In other words, people start thinking - or I should say continue thinking - procedurally. This is blocking the normal flow of learning functional programming, because we want think in terms of expressions, not instructions.

(0 until 10).foreach(_ => println("Hey ma, I'm doing it right!"))

The looping version above would not pass code review in any strong Scala team.

Mutation is also a big problem:

var myList = List(1,2,3)
// use the list
myList = myList :+ 4
// pass the list to some other API
invokeExternalService(myList)

Even if Scala learners understand immutable data structures, reusing variables makes code very hard to read and reason about, especially in multithreaded or distributed applications. In this case, we can very quickly lose track of who modified which variable, or which piece of code reassigned our shared variables. If we start learning Scala with variables, we continue thinking this way, and make concurrent and distributed code worse in Scala than in Java. Instead, keep it clean.

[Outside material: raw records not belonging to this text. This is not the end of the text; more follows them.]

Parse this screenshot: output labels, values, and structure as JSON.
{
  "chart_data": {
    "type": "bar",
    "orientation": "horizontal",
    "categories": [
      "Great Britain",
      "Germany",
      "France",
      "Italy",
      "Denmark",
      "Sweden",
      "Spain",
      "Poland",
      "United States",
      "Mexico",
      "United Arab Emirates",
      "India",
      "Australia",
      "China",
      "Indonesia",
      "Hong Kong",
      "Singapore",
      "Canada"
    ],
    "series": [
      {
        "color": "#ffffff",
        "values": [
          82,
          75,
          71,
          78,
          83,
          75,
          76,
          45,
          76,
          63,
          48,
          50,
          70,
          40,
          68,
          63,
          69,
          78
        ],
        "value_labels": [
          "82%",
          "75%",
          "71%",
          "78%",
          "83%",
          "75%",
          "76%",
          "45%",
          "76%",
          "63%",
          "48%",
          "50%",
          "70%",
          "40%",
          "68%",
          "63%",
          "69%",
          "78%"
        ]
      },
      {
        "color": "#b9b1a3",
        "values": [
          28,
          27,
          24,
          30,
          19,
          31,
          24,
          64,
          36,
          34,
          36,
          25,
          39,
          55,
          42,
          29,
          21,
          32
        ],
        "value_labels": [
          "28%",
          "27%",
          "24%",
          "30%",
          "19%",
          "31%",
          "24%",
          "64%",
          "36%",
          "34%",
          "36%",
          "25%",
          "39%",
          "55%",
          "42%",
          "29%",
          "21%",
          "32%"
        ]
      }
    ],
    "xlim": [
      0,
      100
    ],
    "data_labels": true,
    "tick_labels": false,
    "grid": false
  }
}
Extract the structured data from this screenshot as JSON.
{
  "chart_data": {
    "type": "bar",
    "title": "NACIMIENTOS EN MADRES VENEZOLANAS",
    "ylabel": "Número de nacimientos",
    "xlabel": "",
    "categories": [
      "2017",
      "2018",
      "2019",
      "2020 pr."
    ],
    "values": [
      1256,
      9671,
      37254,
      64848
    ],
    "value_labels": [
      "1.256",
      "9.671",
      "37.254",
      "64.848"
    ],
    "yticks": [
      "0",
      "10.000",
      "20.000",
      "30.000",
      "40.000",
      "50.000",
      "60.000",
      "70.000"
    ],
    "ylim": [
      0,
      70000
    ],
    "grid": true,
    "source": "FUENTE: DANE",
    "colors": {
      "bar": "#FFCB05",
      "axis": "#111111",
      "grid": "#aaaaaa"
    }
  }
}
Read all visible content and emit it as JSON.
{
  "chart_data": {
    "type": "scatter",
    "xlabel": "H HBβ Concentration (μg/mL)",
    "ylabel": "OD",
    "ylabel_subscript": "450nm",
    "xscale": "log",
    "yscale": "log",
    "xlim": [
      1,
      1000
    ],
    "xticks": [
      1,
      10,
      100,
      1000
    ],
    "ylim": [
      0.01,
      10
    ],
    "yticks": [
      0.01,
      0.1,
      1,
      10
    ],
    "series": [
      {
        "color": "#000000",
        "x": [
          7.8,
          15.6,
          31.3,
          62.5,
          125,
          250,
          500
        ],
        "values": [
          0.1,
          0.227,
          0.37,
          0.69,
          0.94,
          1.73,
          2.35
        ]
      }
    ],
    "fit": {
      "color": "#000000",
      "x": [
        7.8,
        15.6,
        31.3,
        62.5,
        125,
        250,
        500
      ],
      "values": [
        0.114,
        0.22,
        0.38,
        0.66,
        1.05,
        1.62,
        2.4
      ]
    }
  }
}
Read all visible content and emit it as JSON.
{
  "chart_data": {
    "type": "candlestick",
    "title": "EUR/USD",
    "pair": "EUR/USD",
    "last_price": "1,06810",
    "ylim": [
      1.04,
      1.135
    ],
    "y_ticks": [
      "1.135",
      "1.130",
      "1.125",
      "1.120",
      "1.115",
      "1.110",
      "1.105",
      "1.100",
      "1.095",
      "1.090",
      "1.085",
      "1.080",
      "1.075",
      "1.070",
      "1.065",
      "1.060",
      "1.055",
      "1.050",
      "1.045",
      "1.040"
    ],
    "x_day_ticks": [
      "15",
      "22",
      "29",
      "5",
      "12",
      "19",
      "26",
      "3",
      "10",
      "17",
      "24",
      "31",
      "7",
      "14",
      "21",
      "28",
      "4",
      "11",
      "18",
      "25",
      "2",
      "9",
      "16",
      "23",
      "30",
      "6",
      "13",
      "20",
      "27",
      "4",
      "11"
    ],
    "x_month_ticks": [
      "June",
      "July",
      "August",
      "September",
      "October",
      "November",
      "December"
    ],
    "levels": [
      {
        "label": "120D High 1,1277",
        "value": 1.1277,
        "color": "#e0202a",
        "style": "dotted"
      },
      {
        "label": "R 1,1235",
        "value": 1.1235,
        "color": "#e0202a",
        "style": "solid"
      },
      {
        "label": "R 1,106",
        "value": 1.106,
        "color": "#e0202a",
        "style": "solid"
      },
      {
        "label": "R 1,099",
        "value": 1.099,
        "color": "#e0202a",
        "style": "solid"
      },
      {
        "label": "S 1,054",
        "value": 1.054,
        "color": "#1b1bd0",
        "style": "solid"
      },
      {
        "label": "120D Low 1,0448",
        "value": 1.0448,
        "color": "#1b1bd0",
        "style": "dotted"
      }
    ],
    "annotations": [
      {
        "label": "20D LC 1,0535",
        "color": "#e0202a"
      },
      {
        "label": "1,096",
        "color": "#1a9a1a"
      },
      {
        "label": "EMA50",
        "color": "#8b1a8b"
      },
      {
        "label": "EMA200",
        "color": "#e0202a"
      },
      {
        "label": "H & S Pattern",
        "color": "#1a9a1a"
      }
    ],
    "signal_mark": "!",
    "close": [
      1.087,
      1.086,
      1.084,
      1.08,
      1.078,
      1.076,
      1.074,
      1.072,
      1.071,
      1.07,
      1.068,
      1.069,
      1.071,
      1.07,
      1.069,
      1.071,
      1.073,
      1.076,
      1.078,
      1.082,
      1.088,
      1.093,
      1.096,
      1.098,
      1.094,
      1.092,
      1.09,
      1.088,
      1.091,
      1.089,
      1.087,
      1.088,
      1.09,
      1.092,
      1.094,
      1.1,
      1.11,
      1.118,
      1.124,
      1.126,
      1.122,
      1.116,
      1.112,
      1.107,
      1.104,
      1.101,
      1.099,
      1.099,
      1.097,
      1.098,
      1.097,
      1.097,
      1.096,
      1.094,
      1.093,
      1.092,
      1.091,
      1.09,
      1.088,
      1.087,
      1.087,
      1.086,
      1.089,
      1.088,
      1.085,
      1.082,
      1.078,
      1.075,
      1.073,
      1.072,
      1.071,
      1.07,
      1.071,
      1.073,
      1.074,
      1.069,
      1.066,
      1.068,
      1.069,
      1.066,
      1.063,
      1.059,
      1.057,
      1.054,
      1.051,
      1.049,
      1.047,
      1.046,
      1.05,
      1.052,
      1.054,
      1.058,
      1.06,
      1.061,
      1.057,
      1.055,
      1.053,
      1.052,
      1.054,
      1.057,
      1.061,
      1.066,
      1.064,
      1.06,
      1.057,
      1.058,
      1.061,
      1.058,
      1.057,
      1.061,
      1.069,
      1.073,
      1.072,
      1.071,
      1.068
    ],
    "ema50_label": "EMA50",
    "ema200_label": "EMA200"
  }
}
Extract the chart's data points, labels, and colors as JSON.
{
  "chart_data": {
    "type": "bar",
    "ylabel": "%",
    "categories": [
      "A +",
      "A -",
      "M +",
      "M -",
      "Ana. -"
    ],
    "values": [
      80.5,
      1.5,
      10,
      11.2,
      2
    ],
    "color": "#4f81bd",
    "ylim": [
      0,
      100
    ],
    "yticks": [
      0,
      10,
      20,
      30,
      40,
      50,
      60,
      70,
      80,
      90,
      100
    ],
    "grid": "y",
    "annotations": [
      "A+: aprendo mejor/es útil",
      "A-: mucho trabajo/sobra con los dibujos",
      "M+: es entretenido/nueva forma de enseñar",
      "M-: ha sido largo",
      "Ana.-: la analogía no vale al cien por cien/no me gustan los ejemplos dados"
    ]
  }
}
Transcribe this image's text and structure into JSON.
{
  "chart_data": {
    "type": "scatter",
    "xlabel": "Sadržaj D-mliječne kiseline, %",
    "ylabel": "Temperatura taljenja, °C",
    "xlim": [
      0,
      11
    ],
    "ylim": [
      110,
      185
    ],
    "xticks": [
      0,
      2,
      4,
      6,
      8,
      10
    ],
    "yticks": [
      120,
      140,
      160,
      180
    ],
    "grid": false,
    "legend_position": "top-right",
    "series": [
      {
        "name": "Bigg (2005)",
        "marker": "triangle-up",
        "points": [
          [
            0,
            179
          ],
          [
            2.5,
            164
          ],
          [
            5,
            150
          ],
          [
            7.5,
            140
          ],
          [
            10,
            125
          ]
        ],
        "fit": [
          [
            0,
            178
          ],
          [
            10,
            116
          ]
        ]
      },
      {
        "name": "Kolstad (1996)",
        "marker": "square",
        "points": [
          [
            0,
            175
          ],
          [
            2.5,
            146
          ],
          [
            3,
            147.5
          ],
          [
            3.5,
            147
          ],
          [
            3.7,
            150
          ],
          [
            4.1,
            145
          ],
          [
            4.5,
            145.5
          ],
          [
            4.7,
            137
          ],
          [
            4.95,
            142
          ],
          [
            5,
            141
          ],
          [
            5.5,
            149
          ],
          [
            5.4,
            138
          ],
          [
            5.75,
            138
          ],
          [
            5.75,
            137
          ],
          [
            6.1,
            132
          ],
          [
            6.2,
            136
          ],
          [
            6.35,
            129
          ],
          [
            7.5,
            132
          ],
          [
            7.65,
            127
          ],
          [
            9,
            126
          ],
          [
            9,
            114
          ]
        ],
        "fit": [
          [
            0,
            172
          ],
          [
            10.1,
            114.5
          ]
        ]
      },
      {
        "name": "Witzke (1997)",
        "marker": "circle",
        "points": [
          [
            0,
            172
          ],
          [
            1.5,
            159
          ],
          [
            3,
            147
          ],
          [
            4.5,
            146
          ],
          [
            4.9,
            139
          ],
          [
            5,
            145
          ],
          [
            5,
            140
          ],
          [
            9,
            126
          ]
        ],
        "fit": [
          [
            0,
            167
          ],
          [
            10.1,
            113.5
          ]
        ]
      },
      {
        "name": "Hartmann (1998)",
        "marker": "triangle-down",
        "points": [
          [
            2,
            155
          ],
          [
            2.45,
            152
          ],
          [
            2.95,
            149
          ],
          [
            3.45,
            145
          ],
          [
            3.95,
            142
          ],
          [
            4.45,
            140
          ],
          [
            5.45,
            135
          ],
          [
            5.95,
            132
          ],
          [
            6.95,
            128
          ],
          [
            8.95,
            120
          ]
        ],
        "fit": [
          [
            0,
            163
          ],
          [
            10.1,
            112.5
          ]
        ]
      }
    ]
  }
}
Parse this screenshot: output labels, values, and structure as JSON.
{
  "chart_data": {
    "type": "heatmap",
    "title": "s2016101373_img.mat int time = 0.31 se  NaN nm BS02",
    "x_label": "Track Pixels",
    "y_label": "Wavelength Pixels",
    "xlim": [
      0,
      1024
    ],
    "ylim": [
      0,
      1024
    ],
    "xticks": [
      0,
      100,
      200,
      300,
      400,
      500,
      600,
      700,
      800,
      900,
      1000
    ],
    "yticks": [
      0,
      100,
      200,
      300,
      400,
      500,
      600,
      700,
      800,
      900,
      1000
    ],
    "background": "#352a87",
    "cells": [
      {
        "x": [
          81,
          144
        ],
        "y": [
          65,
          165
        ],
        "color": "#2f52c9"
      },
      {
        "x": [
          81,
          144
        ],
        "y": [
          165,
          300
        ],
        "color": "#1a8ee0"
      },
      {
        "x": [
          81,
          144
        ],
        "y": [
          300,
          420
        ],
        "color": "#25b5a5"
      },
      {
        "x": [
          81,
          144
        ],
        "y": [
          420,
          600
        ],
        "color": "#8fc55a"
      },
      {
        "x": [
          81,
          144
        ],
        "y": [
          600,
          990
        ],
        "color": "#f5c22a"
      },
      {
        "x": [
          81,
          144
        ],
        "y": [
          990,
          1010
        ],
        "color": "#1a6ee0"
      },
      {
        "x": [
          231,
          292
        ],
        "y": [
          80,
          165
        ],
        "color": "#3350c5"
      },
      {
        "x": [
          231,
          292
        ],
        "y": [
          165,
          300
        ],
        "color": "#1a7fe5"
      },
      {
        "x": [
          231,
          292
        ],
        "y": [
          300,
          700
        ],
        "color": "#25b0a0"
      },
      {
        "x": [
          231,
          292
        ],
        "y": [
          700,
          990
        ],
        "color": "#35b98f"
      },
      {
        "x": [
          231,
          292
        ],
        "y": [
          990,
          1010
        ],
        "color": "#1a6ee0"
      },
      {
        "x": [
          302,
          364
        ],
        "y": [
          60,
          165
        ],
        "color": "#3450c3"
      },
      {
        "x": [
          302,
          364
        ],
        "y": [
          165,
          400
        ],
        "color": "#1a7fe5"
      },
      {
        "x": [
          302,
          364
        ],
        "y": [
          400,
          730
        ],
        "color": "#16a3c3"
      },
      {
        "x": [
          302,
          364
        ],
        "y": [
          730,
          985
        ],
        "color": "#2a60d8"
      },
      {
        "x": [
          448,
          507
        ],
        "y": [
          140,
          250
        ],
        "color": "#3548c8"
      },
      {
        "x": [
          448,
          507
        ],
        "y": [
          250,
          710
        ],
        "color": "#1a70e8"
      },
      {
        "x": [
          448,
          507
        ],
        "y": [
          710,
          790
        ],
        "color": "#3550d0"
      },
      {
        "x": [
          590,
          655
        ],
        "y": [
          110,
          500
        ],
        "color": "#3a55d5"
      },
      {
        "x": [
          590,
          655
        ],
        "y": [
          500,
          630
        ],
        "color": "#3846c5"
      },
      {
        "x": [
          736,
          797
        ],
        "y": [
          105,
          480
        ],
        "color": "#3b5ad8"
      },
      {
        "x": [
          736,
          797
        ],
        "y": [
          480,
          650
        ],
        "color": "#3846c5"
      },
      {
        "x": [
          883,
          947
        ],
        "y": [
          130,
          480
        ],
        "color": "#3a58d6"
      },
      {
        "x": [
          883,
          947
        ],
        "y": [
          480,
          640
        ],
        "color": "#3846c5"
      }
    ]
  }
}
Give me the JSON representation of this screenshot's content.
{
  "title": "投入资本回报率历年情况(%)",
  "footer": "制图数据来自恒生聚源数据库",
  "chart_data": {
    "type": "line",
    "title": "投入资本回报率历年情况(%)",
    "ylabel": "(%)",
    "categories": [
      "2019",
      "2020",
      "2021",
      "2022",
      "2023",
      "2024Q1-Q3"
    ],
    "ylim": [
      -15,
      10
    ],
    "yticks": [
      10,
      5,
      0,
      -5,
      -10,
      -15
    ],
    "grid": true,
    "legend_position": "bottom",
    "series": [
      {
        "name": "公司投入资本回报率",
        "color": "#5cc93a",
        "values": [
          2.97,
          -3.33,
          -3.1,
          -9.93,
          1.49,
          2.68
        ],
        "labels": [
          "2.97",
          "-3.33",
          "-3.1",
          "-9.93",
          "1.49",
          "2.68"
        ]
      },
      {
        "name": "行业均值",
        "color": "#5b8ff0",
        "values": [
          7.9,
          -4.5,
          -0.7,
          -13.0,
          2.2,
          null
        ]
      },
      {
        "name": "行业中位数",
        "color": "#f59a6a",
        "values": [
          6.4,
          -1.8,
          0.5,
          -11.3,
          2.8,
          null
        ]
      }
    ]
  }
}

val startingList = List(1,2,3)
// use it
// ...
// pass something else to the other API
invokeExternalService(startingList :+ 4)

That’s not to say that variables are bad all the time. I’ll probably talk about when variables are useful in another article. But if we want to discourage people from using variables, why are variables the first thing they learn?

The Contrarian

So I’ve stopped teaching people about variables, and my recent trainings at Adobe and the [Scala at Light Speed](/courses/scala-at-light speed) embody that belief. I start with values and just carry on with expressions, then functions and then teach people how to build moroe complex things. Some trainees and students sometimes ask me, “Daniel, isn’t there some variable or something?” at which I tell a lie and say “Nope. You’ll have to use what you have.”. And they always do, they find a way, and after the training or the class they tell me they understand Scala as a different way of thinking, which is my main goal. Only then do I tell them that there is such a thing as a variable in Scala, but by that time, nobody even cares.

Conclusion

To sum up this article, here’s are some rules of thumb:

  • If you’re learning Scala, pretend you’ve never even heard of variables. There are no such things.
  • If you’re teaching Scala, if you don’t want your students to use variables and loops, don’t teach them!